I'm once again doing some stuff with Netty's SCTP support - for a
project involving thousands of sensors that are read periodically and
the data collected on a private network, its characteristics are pretty
ideal for small wads of metrics being shot over the wire.
In
stress-testing the code (in ways that are unlikely to appear in real
life, but still...), I've run into an odd little corner case:
NioSctpChannel does the following to send a message:
final int writtenBytes = javaChannel().send(nioData, mi);
return writtenBytes > 0;
while the JDK's SctpChannelImpl, in the send() method that takes a ByteBuffer:
do {
n = send(fdVal, buffer, messageInfo);
} while ((n == IOStatus.INTERRUPTED) && isOpen());
and in the send method that takes a file descriptor:
that winds up calling down into the JDK's SctpChannelImpl.sendFromNativeBuffer() to do this:
int written = send0(fd, ((DirectBuffer)bb).address() + pos, rem, addr,
port, -1 /*121*/, streamNumber, unordered, ppid);
if (written > 0)
bb.position(pos + written);
return written;
and as best I can tell, send0() does not necessarily write all of the data.

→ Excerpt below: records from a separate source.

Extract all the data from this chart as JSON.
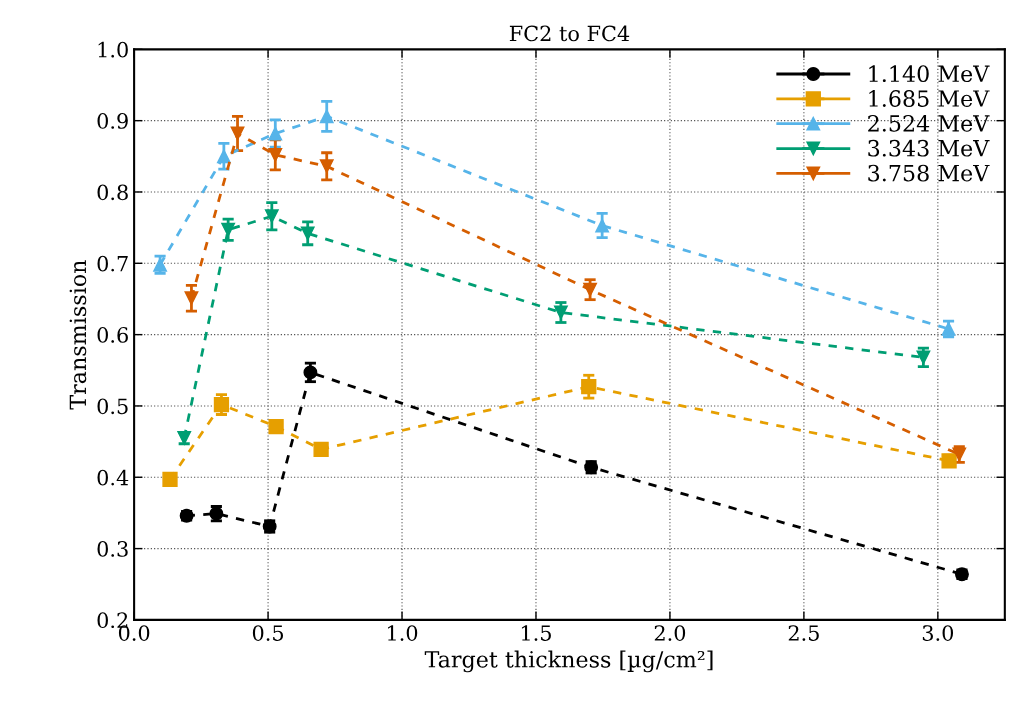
{
  "chart_data": {
    "type": "line",
    "title": "FC2 to FC4",
    "xlabel": "Target thickness [µg/cm²]",
    "ylabel": "Transmission",
    "xlim": [
      0,
      3.25
    ],
    "ylim": [
      0.2,
      1.0
    ],
    "xticks": [
      {
        "value": 0,
        "label": "0.0"
      },
      {
        "value": 0.5,
        "label": "0.5"
      },
      {
        "value": 1,
        "label": "1.0"
      },
      {
        "value": 1.5,
        "label": "1.5"
      },
      {
        "value": 2,
        "label": "2.0"
      },
      {
        "value": 2.5,
        "label": "2.5"
      },
      {
        "value": 3,
        "label": "3.0"
      }
    ],
    "yticks": [
      {
        "value": 0.2,
        "label": "0.2"
      },
      {
        "value": 0.3,
        "label": "0.3"
      },
      {
        "value": 0.4,
        "label": "0.4"
      },
      {
        "value": 0.5,
        "label": "0.5"
      },
      {
        "value": 0.6,
        "label": "0.6"
      },
      {
        "value": 0.7,
        "label": "0.7"
      },
      {
        "value": 0.8,
        "label": "0.8"
      },
      {
        "value": 0.9,
        "label": "0.9"
      },
      {
        "value": 1,
        "label": "1.0"
      }
    ],
    "grid": true,
    "legend": "top right",
    "line_style": "dashed",
    "series": [
      {
        "name": "1.140 MeV",
        "color": "#000000",
        "marker": "circle",
        "x": [
          0.196,
          0.307,
          0.506,
          0.658,
          1.706,
          3.09
        ],
        "values": [
          0.346,
          0.349,
          0.331,
          0.547,
          0.414,
          0.264
        ],
        "errors": [
          0.006,
          0.01,
          0.008,
          0.013,
          0.008,
          0.006
        ]
      },
      {
        "name": "1.685 MeV",
        "color": "#e69f00",
        "marker": "square",
        "x": [
          0.134,
          0.326,
          0.53,
          0.698,
          1.697,
          3.042
        ],
        "values": [
          0.397,
          0.502,
          0.471,
          0.439,
          0.527,
          0.423
        ],
        "errors": [
          0.006,
          0.014,
          0.008,
          0.008,
          0.016,
          0.008
        ]
      },
      {
        "name": "2.524 MeV",
        "color": "#56b4e9",
        "marker": "triangle",
        "x": [
          0.097,
          0.335,
          0.527,
          0.719,
          1.747,
          3.04
        ],
        "values": [
          0.698,
          0.85,
          0.882,
          0.906,
          0.753,
          0.608
        ],
        "errors": [
          0.012,
          0.018,
          0.019,
          0.021,
          0.017,
          0.011
        ]
      },
      {
        "name": "3.343 MeV",
        "color": "#009e73",
        "marker": "triangle_down",
        "x": [
          0.187,
          0.351,
          0.514,
          0.648,
          1.593,
          2.946
        ],
        "values": [
          0.455,
          0.747,
          0.766,
          0.742,
          0.631,
          0.568
        ],
        "errors": [
          0.008,
          0.015,
          0.019,
          0.016,
          0.014,
          0.013
        ]
      },
      {
        "name": "3.758 MeV",
        "color": "#d55e00",
        "marker": "triangle_down",
        "x": [
          0.214,
          0.386,
          0.527,
          0.719,
          1.702,
          3.08
        ],
        "values": [
          0.651,
          0.882,
          0.852,
          0.836,
          0.663,
          0.432
        ],
        "errors": [
          0.018,
          0.024,
          0.021,
          0.019,
          0.014,
          0.011
        ]
      }
    ]
  }
}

So the client winds up receiving a truncated (but claiming to be complete) SctpMessage.
I've got a few workarounds:
-
Flush on a delay instead of immediately (the test is really artificial
in that it's slamming the server with messages in a loop)
-
Store the actual number of bytes written via a threadlocal and check it
(discarded this approach - if you aren't calling from an event loop
thread, the threadlocal is useless, and the below is more reliable)
- Subclass NioSctpChannel, and have doWrite() compute its return value like this:
int limit = nioData.limit();
final int writtenBytes = javaChannel().send(nioData, mi);
return writtenBytes == limit;
which does
send garbage across the wire; so have the first bytes of each SCTP
message contain the length the sender expected to send, and if the
buffer length doesn't match, simply ignore it (since the sender will
know the write failed and [?] retry it).
This solves the problem, but it is pretty ugly.
Any less ugly approaches? Or something dumb that I'm not thinking of that would solve the problem?
Thanks,
Tim